Mon avis : Dès le départ, nous savons qu’un drame va se produire. Là n’est pas la vraie problématique du livre. C’est un livre sur un adolescent qui se cherche. Il a perdu sa mère qui a succombé à une over dose de médicaments. Pour lui, le responsable c’est son père, homme d’affaire coureur, charismatique, prédateur de femmes et qui a abandonné femme et enfant. Il se retrouve en vacances avec son père, cet homme qu’il déteste sur le lieu du décès (suicide ??) de sa mère. Ce jeune, qui n’a jamais osé dire ce qu’il avait sur le cœur, qui se fait horreur quand il voit en lui des ressemblances avec son père va être le narrateur sans nom de trois semaines de vacances à la plage. Un jeune couple loue la maison voisine. Une idylle va naitre entre la jeune femme et son père… Amour d’été ? Plus ? La jeune femme est solaire, l’antithèse totale de sa mère, elle est le double féminin de son père (sensuelle, libre – ne veut pas d’enfants – ) ; son mari ressemble à sa maman ( doux, innocent, ne voyant le mal nulle part). Un autre personnage, une jeune fille avec laquelle il a une amourette (elle le domine , lui qui fait tout pour ne pas ressembler à son père) et un jeune garçon avec lequel il aura une aventure ( est-ce pour se démarquer de son père ? ) qui provoquera un clash père – fils ou tout ce que le garçon gardait au fond de lui ressortira.

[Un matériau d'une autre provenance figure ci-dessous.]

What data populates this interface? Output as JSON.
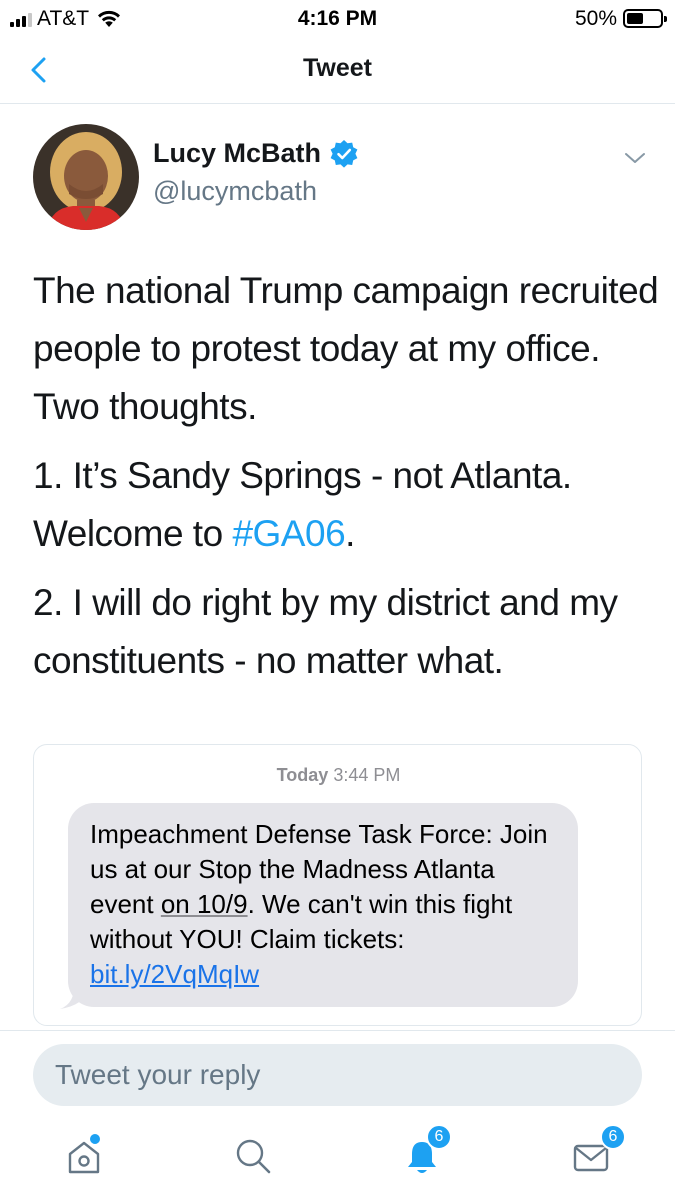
{
  "status_bar": {
    "carrier": "AT&T",
    "time": "4:16 PM",
    "battery_percent": "50%",
    "battery_level": 0.5,
    "icons": [
      "signal-icon",
      "wifi-icon",
      "battery-icon"
    ]
  },
  "nav": {
    "title": "Tweet",
    "back_icon": "chevron-left-icon"
  },
  "tweet": {
    "author_name": "Lucy McBath",
    "author_handle": "@lucymcbath",
    "verified": true,
    "paragraphs": [
      "The national Trump campaign recruited people to protest today at my office. Two thoughts.",
      "1. It’s Sandy Springs - not Atlanta.",
      "2. I will do right by my district and my constituents - no matter what."
    ],
    "welcome_text": "Welcome to ",
    "hashtag": "#GA06",
    "hashtag_suffix": ".",
    "accent_color": "#1da1f2"
  },
  "quoted_image": {
    "time_day": "Today",
    "time_clock": "3:44 PM",
    "message_prefix": "Impeachment Defense Task Force: Join us at our Stop the Madness Atlanta event ",
    "message_date": "on 10/9",
    "message_middle": ". We can't win this fight without YOU! Claim tickets: ",
    "message_link": "bit.ly/2VqMqIw"
  },
  "reply": {
    "placeholder": "Tweet your reply"
  },
  "tabbar": {
    "items": [
      {
        "icon": "home-icon",
        "badge": ""
      },
      {
        "icon": "search-icon",
        "badge": ""
      },
      {
        "icon": "notifications-bell-icon",
        "badge": "6"
      },
      {
        "icon": "messages-envelope-icon",
        "badge": "6"
      }
    ]
  }
}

Un style fluide, une belle analyse des rapports ambigus entre deux générations, un drame aui se noue sous nos yeux… et un narrateur anti héros qui n’a même pas de nom… pour montrer à quel point il est en retrait bien que partie prenante…

Extraits :

“J’ai soulevé le couvercle du vieux coffre installé dans ma chambre. Le désordre des souvenirs entassés m’a décontenancé. Je croyais que le passé était mieux rangé que ça.”

“Parfois, j’ai l’impression de n’avoir jamais été rien d’autre que cela : un gosse agenouillé devant un coffre ouvert, devant les photos de sa mère, et qui ne réussit pas à se relever.”

“Ce qui est certain, c’est qu’il n’a pas vu la lumière s’approcher, l’obscurité se dissiper peu à peu, le glauque devenir moins glauque, une pâleur se dessiner. Les fonds sont restés sombres jusqu’au dernier moment (avait-il gardé les yeux fermés ?). En tout cas, quand le jour lui est apparu, quand l’horizon a surgi, il n’a pas été aveuglé, il n’a pas eu besoin d’accommoder le regard, tout a été très clair.”